Le royaume de Wolfsfels se trouve au cœur de l’Europe et est gouverné depuis des siècles par la même dynastie royale. Sur le trône siège le roi Roderick, dont la parole est loi. Après la mort de la reine, le prince héritier Alexander est considéré comme le seul successeur légitime. Vue de l’extérieur, Wolfsfels apparaît comme une monarchie prospère, aux palais somptueux, aux villes soignées et à l’ordre rigoureux. Derrière cette façade éclatante règne pourtant un système fondé sur la peur, l’obéissance et une hiérarchie implacable.
La société ne reconnaît que quatre catégories : Alpha, Beta, Humain et Omega. Les Alphas dominent. Les Betas administrent. Les Humains se soumettent. Les Omegas ne possèdent aucun droit civil propre. La Loi du Couronnement destinée à protéger les Omegas les déclare officiellement sous tutelle, mais en réalité, ils deviennent la propriété de leurs tuteurs légaux. Sans l’accord de ces derniers, ils n’ont ni le droit de travailler, de voyager, de signer des contrats, de gérer des biens ni même de décider eux-mêmes de leur traitement médical. Devant les autorités, les tribunaux et la plupart des médecins, ils n’ont pratiquement aucun droit de parole.
Quatre semaines après son vingt-et-unième anniversaire commence le premier cycle d’un Omega. À partir de ce jour, le compte à rebours est lancé. Conformément à l’article 17 de la Loi du Couronnement, un Alpha doit, avant ses vingt-huit ans, prendre en charge la tutelle définitive de l’Omega par mariage. À défaut, la Couronne désigne un tuteur légal. La volonté d’un Omega n’a aucune valeur juridique. L’obéissance est une obligation. La désobéissance a des conséquences.

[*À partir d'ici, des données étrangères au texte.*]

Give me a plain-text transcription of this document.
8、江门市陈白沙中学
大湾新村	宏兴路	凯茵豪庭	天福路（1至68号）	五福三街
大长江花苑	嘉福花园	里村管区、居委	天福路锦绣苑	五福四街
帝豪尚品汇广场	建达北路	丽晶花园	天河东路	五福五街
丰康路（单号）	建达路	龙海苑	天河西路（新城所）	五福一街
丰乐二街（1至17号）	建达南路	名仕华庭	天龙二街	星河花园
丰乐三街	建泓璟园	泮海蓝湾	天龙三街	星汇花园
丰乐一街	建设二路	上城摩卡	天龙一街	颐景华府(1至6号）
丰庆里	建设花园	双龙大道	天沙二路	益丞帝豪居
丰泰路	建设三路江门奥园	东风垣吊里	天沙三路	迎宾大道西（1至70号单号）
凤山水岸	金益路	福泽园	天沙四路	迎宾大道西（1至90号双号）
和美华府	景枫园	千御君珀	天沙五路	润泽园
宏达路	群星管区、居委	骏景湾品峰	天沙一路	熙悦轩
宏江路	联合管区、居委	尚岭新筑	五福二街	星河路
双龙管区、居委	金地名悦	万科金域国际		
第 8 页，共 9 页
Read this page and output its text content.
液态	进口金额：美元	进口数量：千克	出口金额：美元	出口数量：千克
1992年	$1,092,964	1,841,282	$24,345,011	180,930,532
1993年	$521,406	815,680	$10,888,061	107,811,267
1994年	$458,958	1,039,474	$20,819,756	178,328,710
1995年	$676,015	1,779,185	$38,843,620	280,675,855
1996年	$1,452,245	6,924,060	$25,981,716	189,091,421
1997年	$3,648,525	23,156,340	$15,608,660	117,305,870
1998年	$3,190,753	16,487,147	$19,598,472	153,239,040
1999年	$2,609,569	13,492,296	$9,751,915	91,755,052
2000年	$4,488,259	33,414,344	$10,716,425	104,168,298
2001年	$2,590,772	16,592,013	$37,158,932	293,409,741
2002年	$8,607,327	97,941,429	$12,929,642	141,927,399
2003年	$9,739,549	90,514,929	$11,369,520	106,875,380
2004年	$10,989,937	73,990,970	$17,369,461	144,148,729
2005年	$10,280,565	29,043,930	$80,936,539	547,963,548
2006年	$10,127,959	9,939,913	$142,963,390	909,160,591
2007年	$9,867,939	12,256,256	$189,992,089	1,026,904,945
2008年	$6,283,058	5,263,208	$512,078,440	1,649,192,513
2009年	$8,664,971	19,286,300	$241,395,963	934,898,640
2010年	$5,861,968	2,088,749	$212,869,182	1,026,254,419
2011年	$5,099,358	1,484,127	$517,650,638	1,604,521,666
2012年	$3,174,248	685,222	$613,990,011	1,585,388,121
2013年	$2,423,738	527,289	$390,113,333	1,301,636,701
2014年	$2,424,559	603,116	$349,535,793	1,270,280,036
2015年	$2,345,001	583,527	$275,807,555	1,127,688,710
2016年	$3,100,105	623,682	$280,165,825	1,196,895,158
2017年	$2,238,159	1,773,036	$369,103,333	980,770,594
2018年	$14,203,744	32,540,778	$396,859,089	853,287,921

Loin des rues illuminées, une étroite ruelle s’enfonçait, où l’on croisait désormais à peine quelqu’un. Derrière une porte métallique banale filtraient le cliquetis des outils et l’odeur de l’huile et du métal. Entre des machines à demi finies, des pièces détachées et une unique lampe de travail, quelqu’un continuait pourtant à œuvrer, alors même que la ville dormait déjà depuis longtemps. Lorsque la porte s’ouvrit lentement, le claquement des outils sur le métal s’interrompit...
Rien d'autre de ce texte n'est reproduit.